Если бы Саша всё то же говорил тихо, а не орал в голос… Но как я могу сказать ему об этом? Он не похож на себя: воспалены глаза, пятна на щеках. Он болен.
— Я тебе докажу… я могу… я буду другим… Только не гони. Пойдём
— Не уйдёшь ты, уйду я.
И в эту минуту раздался звон разбитого стекла.
Я выскочил из комнаты. Ваза с гвоздиками разлетелась вдребезги. Эту вазу когда-то подарил маме Павел.
Мать, очень бледная, смотрит на Сашу, но тот уже кидает на пол чашки, забытые мною на столе. Он уже делает рывок к лампе, висящей над столом, но мать говорит:
— Хватит.
Сашина рука виснет, едва дотронувшись до лампы. Глаза его ещё мутны, но под материным взглядом проясняются. Саша видит осколки вазы и чашек, закрытое лицо матери. И — пятится к двери. Мгновение, дверь хлопает. А мать тяжело садится прямо на пол. Она очень бледна.
Кого мне больше жалко? Её? Сашу?
Иду за веником и совком, начинаю собирать осколки и вдруг говорю:
— Не расходись с Сашей.
Какое-то мгновение всё по-прежнему — мать сидит на полу, свесив на грудь голову. Но вот она смотрит на меня.
— Выброси осколки, — произносит едва слышно.
Я устремляю взгляд на мелкие осколки, сгрудившиеся на совке, который держу в вытянутых руках.
Мать встаёт с пола. Идёт в ванную. И снова — вода.
Проходит, наверное, полчаса, прежде чем мать возвращается. Она — в домашнем мягком голубом платье, которое ей когда-то подарил Павел. Волосы — мокрые. Лицо — из рамы мокрых волос — старше и мягче.

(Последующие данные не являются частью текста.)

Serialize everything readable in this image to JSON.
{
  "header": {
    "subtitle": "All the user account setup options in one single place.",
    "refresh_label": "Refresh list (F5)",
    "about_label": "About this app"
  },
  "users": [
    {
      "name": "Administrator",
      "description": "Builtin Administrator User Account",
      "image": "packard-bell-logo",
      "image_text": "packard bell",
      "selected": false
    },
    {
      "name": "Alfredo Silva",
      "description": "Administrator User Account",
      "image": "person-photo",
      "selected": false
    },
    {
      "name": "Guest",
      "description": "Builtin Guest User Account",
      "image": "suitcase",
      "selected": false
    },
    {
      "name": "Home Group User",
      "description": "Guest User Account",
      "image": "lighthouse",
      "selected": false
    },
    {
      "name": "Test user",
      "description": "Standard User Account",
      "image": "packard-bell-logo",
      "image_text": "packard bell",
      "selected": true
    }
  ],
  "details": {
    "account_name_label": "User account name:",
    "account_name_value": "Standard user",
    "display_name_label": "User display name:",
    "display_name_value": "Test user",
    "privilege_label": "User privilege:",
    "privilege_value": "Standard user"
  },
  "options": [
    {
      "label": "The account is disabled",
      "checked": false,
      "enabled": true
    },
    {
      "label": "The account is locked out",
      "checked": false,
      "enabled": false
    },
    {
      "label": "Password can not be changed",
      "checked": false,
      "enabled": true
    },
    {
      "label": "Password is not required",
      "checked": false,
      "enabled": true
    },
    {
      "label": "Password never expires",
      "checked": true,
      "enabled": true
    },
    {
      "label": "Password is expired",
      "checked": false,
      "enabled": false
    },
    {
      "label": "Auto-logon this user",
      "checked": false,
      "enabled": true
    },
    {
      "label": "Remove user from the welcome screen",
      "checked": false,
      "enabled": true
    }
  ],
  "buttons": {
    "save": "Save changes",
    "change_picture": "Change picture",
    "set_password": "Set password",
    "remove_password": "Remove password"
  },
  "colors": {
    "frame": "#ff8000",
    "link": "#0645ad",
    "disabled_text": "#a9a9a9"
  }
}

У меня уже сварена картошка, поджарена рыба, и впервые за много месяцев мы сидим за ужином вместе.
— Мне тоже очень жалко его, — говорит мать.
Она ест. Но ест из вежливости и, если бы я не приготовил ужин, не стала бы есть вовсе. А чай пьёт. Чашку, вторую.
— Он уедет падать в пропасть, — говорю я.
— Уже уехал. Он всё равно уехал бы.
Я тоже ем за компанию, хотя и сыт. Подвигаю матери ватрушку, и она ест её.
— Анюта привезла.
Она не спрашивает, кто такая Анюта.
Во всё время нашей трапезы Павел сидит на своём месте, на краю стола, и перед ним — его тарелка. В ней — то же, что едим мы: ватрушка, картошка. Сверх того — пшено. Павел вертит головой, смотрит то на меня, то на мать.
А потом я — у себя.
Люблю вечера, когда мать дома. Она сидит за своим столом, я — за своим. В эти дни я прочитываю больше страниц и успеваю изучить больше параграфов по физике.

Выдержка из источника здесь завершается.